Both of your examples have the same (perceived) error, which is that you specified a property that SquareConfig is not SquareConfig , which often means that you SquareConfig property name incorrectly.

In your case, you specified color1 , where you probably intended to use color .

This code would compile using older versions of TypeScript until an additional function for checking for undefined properties was added.

embarrassing ...

Option One, specify the correct property:

 var mySquare = createSquare({color: "black"}); 

Option two, you intentionally intend to include some other property, use a type statement to tell the compiler that you know is better than it (as long as you are sure that you really know that you know better than it is!):

 var mySquare = createSquare(<SquareConfig>{color1: "black"}); 

Comment Based Update

The compiler is more strict the less "degrees of separation" you have ... for example:

 // Error var obj: SquareConfig = {color1: "black"}; // OK var obj = {color1: "black"}; var obj2: SquareConfig = obj; 

Let's look at the first example, we say: "I intend to create SquareConfig ." The compiler says: "Well, there are no required elements, since everything is optional, but you are creating an object with a property that I will not recognize, so I will warn you."

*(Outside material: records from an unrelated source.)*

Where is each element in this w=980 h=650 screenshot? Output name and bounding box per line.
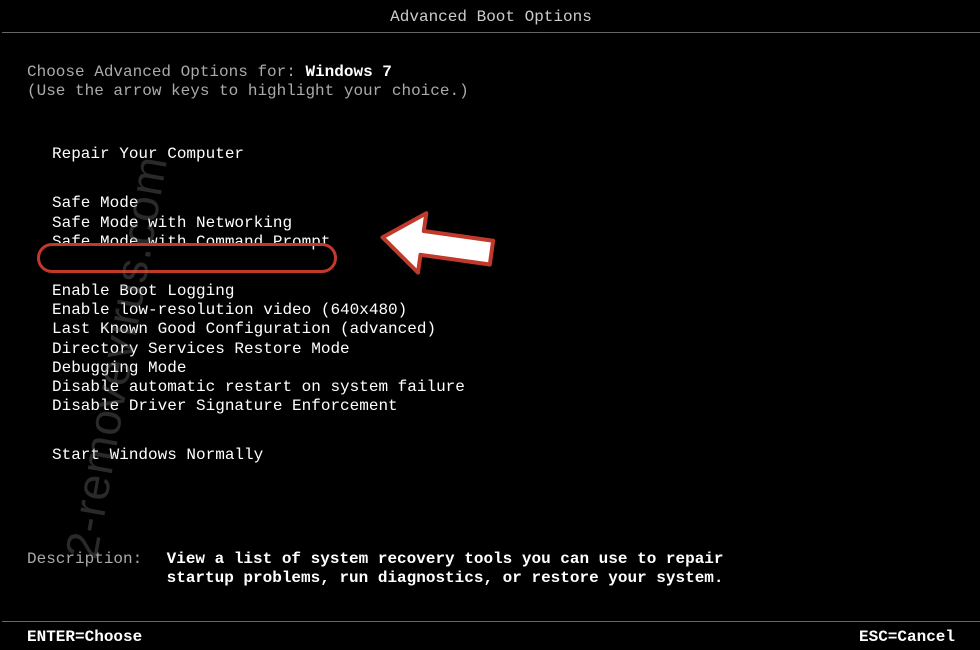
boot-menu[interactable]: Repair Your Computer Safe Mode Safe Mode…: [27, 145, 955, 465]
footer-enter: ENTER=Choose: [27, 628, 142, 646]
hint-text: (Use the arrow keys to highlight your ch…: [27, 82, 955, 100]
footer-bar: ENTER=Choose ESC=Cancel: [2, 621, 980, 646]
footer-esc: ESC=Cancel: [859, 628, 955, 646]
description-section: Description: View a list of system recov…: [27, 550, 955, 588]
description-text: View a list of system recovery tools you…: [167, 550, 727, 588]
description-label: Description:: [27, 550, 157, 568]
page-title: Advanced Boot Options: [2, 0, 980, 33]
menu-last-known-good[interactable]: Last Known Good Configuration (advanced): [52, 320, 436, 339]
menu-enable-boot-logging[interactable]: Enable Boot Logging: [52, 282, 234, 301]
menu-low-resolution[interactable]: Enable low-resolution video (640x480): [52, 301, 407, 320]
intro-text: Choose Advanced Options for: Windows 7: [27, 63, 955, 82]
os-name: Windows 7: [305, 63, 391, 81]
menu-safe-mode[interactable]: Safe Mode: [52, 194, 138, 213]
menu-debugging-mode[interactable]: Debugging Mode: [52, 359, 186, 378]
menu-disable-driver-signature[interactable]: Disable Driver Signature Enforcement: [52, 397, 398, 416]
menu-disable-auto-restart[interactable]: Disable automatic restart on system fail…: [52, 378, 465, 397]
menu-safe-mode-networking[interactable]: Safe Mode with Networking: [52, 214, 292, 233]
menu-directory-services-restore[interactable]: Directory Services Restore Mode: [52, 340, 350, 359]
menu-start-normally[interactable]: Start Windows Normally: [52, 446, 263, 465]
menu-repair-computer[interactable]: Repair Your Computer: [52, 145, 244, 164]
content-area: Choose Advanced Options for: Windows 7 (…: [2, 33, 980, 465]
menu-safe-mode-command-prompt[interactable]: Safe Mode with Command Prompt: [52, 233, 330, 252]
intro-prefix: Choose Advanced Options for:: [27, 63, 305, 81]
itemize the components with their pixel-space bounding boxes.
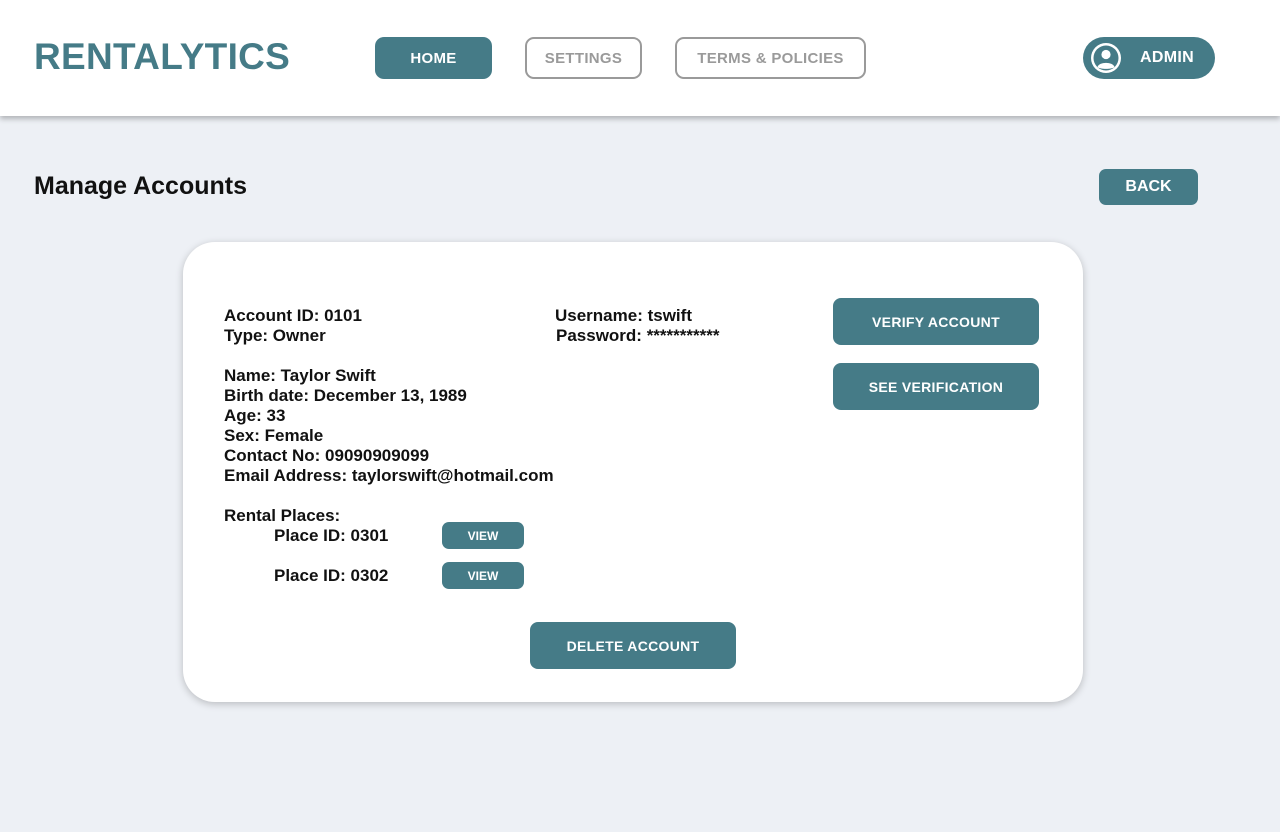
top-header: RENTALYTICS HOME SETTINGS TERMS & POLICI… [0, 0, 1280, 116]
place-id-text: Place ID: 0301 [274, 526, 389, 545]
username-text: Username: tswift [555, 306, 692, 325]
birth-date-text: Birth date: December 13, 1989 [224, 386, 467, 405]
contact-text: Contact No: 09090909099 [224, 446, 430, 465]
place-id-text: Place ID: 0302 [274, 566, 389, 585]
verify-account-button[interactable]: VERIFY ACCOUNT [833, 298, 1039, 345]
rental-places-label: Rental Places: [224, 506, 341, 525]
sex-text: Sex: Female [224, 426, 324, 445]
account-type-text: Type: Owner [224, 326, 326, 345]
password-text: Password: *********** [556, 326, 720, 345]
app-logo[interactable]: RENTALYTICS [34, 36, 290, 78]
back-button[interactable]: BACK [1099, 169, 1198, 205]
email-text: Email Address: taylorswift@hotmail.com [224, 466, 554, 485]
user-circle-icon [1091, 43, 1121, 73]
account-id-text: Account ID: 0101 [224, 306, 362, 325]
admin-account-button[interactable]: ADMIN [1083, 37, 1215, 79]
view-place-button[interactable]: VIEW [442, 562, 524, 589]
view-place-button[interactable]: VIEW [442, 522, 524, 549]
see-verification-button[interactable]: SEE VERIFICATION [833, 363, 1039, 410]
nav-settings-button[interactable]: SETTINGS [525, 37, 642, 79]
admin-label: ADMIN [1140, 49, 1194, 66]
age-text: Age: 33 [224, 406, 286, 425]
delete-account-button[interactable]: DELETE ACCOUNT [530, 622, 736, 669]
name-text: Name: Taylor Swift [224, 366, 376, 385]
nav-home-button[interactable]: HOME [375, 37, 492, 79]
nav-terms-button[interactable]: TERMS & POLICIES [675, 37, 866, 79]
page-title: Manage Accounts [34, 172, 248, 200]
account-detail-card: Account ID: 0101 Type: Owner Username: t… [183, 242, 1083, 702]
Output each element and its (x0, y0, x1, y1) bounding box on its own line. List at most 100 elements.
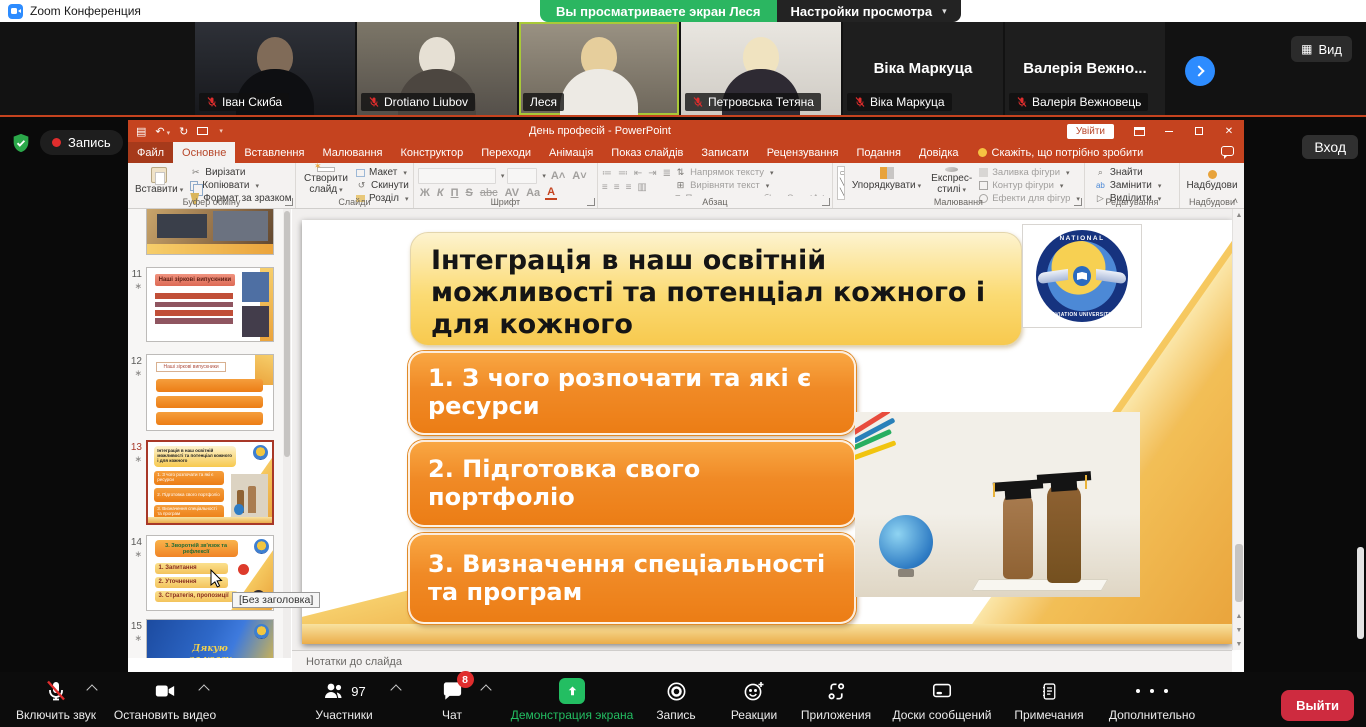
tab-slideshow[interactable]: Показ слайдів (602, 142, 692, 163)
layout-button[interactable]: Макет▾ (356, 167, 409, 178)
participant-tile-ivan[interactable]: Іван Скиба (195, 22, 355, 115)
tab-review[interactable]: Рецензування (758, 142, 848, 163)
record-button[interactable]: Запись (648, 678, 704, 722)
chat-options-chevron[interactable] (480, 684, 491, 695)
slide-bullet-2[interactable]: 2. Підготовка свого портфоліо (408, 440, 856, 527)
indent-right-icon[interactable]: ⇥ (648, 168, 656, 179)
view-options-dropdown[interactable]: Настройки просмотра ▾ (777, 0, 961, 22)
graduation-photo[interactable] (855, 412, 1140, 597)
view-button[interactable]: ▦ Вид (1291, 36, 1352, 62)
align-center-icon[interactable]: ≡ (614, 182, 620, 193)
shape-fill-button[interactable]: Заливка фігури▾ (979, 167, 1080, 178)
undo-icon[interactable]: ↶▾ (155, 125, 170, 138)
tab-file[interactable]: Файл (128, 142, 173, 163)
tab-draw[interactable]: Малювання (313, 142, 391, 163)
arrange-button[interactable]: Упорядкувати▾ (849, 166, 924, 196)
align-left-icon[interactable]: ≡ (602, 182, 608, 193)
participant-tile-petrovska[interactable]: Петровська Тетяна (681, 22, 841, 115)
slide-bullet-1[interactable]: 1. З чого розпочати та які є ресурси (408, 351, 856, 435)
dialog-launcher-icon[interactable] (285, 198, 293, 206)
align-text-button[interactable]: ⊞Вирівняти текст▾ (675, 180, 828, 191)
addins-button[interactable]: Надбудови (1184, 166, 1240, 192)
numbering-icon[interactable]: ≕ (618, 168, 628, 179)
reset-button[interactable]: ↺Скинути (356, 180, 409, 191)
scroll-down-icon[interactable]: ▼ (1233, 641, 1245, 648)
participants-button[interactable]: 97 Участники (296, 678, 392, 722)
shrink-font-button[interactable]: A˅ (570, 170, 588, 182)
comments-icon[interactable] (1221, 146, 1234, 156)
replace-button[interactable]: abЗамінити▾ (1095, 180, 1175, 191)
indent-left-icon[interactable]: ⇤ (634, 168, 642, 179)
save-icon[interactable]: ▤ (136, 125, 146, 138)
slide-bullet-3[interactable]: 3. Визначення спеціальності та програм (408, 533, 856, 624)
reactions-button[interactable]: Реакции (722, 678, 786, 722)
tab-transitions[interactable]: Переходи (472, 142, 540, 163)
tab-home[interactable]: Основне (173, 142, 235, 163)
smartart-button[interactable]: ⧉Перетворити на об'єкт SmartArt▾ (675, 193, 828, 196)
right-panel-label[interactable]: Вход (1302, 135, 1358, 159)
copy-button[interactable]: Копіювати▾ (190, 180, 291, 191)
ribbon-options-icon[interactable] (1124, 120, 1154, 142)
scrollbar-thumb[interactable] (1235, 544, 1243, 602)
font-size-combo[interactable] (507, 168, 537, 184)
dialog-launcher-icon[interactable] (1074, 198, 1082, 206)
dialog-launcher-icon[interactable] (822, 198, 830, 206)
align-right-icon[interactable]: ≡ (626, 182, 632, 193)
paste-button[interactable]: Вставити▾ (132, 166, 186, 196)
participant-tile-lesya-active-speaker[interactable]: Леся (519, 22, 679, 115)
sign-in-button[interactable]: Увійти (1067, 124, 1114, 139)
share-screen-button[interactable]: Демонстрация экрана (498, 678, 646, 722)
stop-video-button[interactable]: Остановить видео (106, 678, 224, 722)
next-slide-icon[interactable]: ▼ (1233, 627, 1245, 634)
thumbnail-slide-13-selected[interactable]: Інтеграція в наш освітній можливості та … (146, 440, 274, 525)
font-name-combo[interactable] (418, 168, 496, 184)
grow-font-button[interactable]: A˄ (549, 170, 567, 182)
tab-animations[interactable]: Анімація (540, 142, 602, 163)
scroll-up-icon[interactable]: ▲ (1233, 212, 1245, 219)
tab-record[interactable]: Записати (692, 142, 757, 163)
thumbnail-slide-10[interactable] (146, 209, 274, 255)
thumbnail-slide-15[interactable]: Дякую за увагу (146, 619, 274, 658)
more-button[interactable]: Дополнительно (1100, 678, 1204, 722)
tab-design[interactable]: Конструктор (391, 142, 472, 163)
bullets-icon[interactable]: ≔ (602, 168, 612, 179)
thumbnail-scrollbar[interactable] (283, 209, 291, 658)
notes-button[interactable]: Примечания (1006, 678, 1092, 722)
ppt-minimize-button[interactable] (1154, 120, 1184, 142)
tab-help[interactable]: Довідка (910, 142, 968, 163)
collapse-ribbon-icon[interactable]: ˄ (1233, 196, 1238, 206)
text-direction-button[interactable]: ⇅Напрямок тексту▾ (675, 167, 828, 178)
tab-insert[interactable]: Вставлення (235, 142, 313, 163)
slide-scrollbar[interactable]: ▲ ▲ ▼ ▼ (1232, 209, 1244, 650)
whiteboards-button[interactable]: Доски сообщений (886, 678, 998, 722)
participant-tile-valeria[interactable]: Валерія Вежно... Валерія Вежновець (1005, 22, 1165, 115)
tell-me-box[interactable]: Скажіть, що потрібно зробити (978, 147, 1144, 159)
apps-button[interactable]: Приложения (794, 678, 878, 722)
next-participants-button[interactable] (1185, 56, 1215, 86)
university-logo[interactable]: NATIONAL AVIATION UNIVERSITY (1022, 224, 1142, 328)
chat-button[interactable]: 8 Чат (424, 678, 480, 722)
dialog-launcher-icon[interactable] (587, 198, 595, 206)
redo-icon[interactable]: ↻ (179, 125, 188, 138)
line-spacing-icon[interactable]: ≣ (663, 168, 671, 179)
previous-slide-icon[interactable]: ▲ (1233, 613, 1245, 620)
notes-pane[interactable]: Нотатки до слайда (292, 650, 1232, 672)
tab-view[interactable]: Подання (848, 142, 910, 163)
quick-styles-button[interactable]: Експрес-стилі▾ (928, 166, 975, 196)
security-shield-icon[interactable] (10, 131, 32, 160)
shape-gallery[interactable]: ▭╲╲▭◯▭△⌐⇨⇩▱☆{} (837, 166, 845, 200)
leave-meeting-button[interactable]: Выйти (1281, 690, 1354, 721)
find-button[interactable]: ⌕Знайти (1095, 167, 1175, 178)
ppt-restore-button[interactable] (1184, 120, 1214, 142)
shape-outline-button[interactable]: Контур фігури▾ (979, 180, 1080, 191)
cut-button[interactable]: ✂Вирізати (190, 167, 291, 178)
edge-scrollbar[interactable] (1357, 547, 1364, 639)
ppt-close-button[interactable]: ✕ (1214, 120, 1244, 142)
new-slide-button[interactable]: Створити слайд▾ (300, 166, 352, 196)
thumbnail-slide-12[interactable]: Наші зіркові випускники (146, 354, 274, 431)
unmute-button[interactable]: Включить звук (8, 678, 104, 722)
start-slideshow-icon[interactable] (197, 127, 208, 135)
participant-tile-drotiano[interactable]: Drotiano Liubov (357, 22, 517, 115)
customize-qat-icon[interactable]: ▾ (219, 127, 223, 135)
thumbnail-slide-11[interactable]: Наші зіркові випускники (146, 267, 274, 342)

The second example is slightly different. We say: "I intend to use the object that I have as SquareConfig ." The compiler says: "this is the object that you intend to use if you do not have any necessary properties ... and each property has the correct structural matching type for SquareConfig - yes."

If the second scenario warned you about properties that do not exist in the target structure, you would not be able to take advantage of the uber polymorphism offered by the structural type system.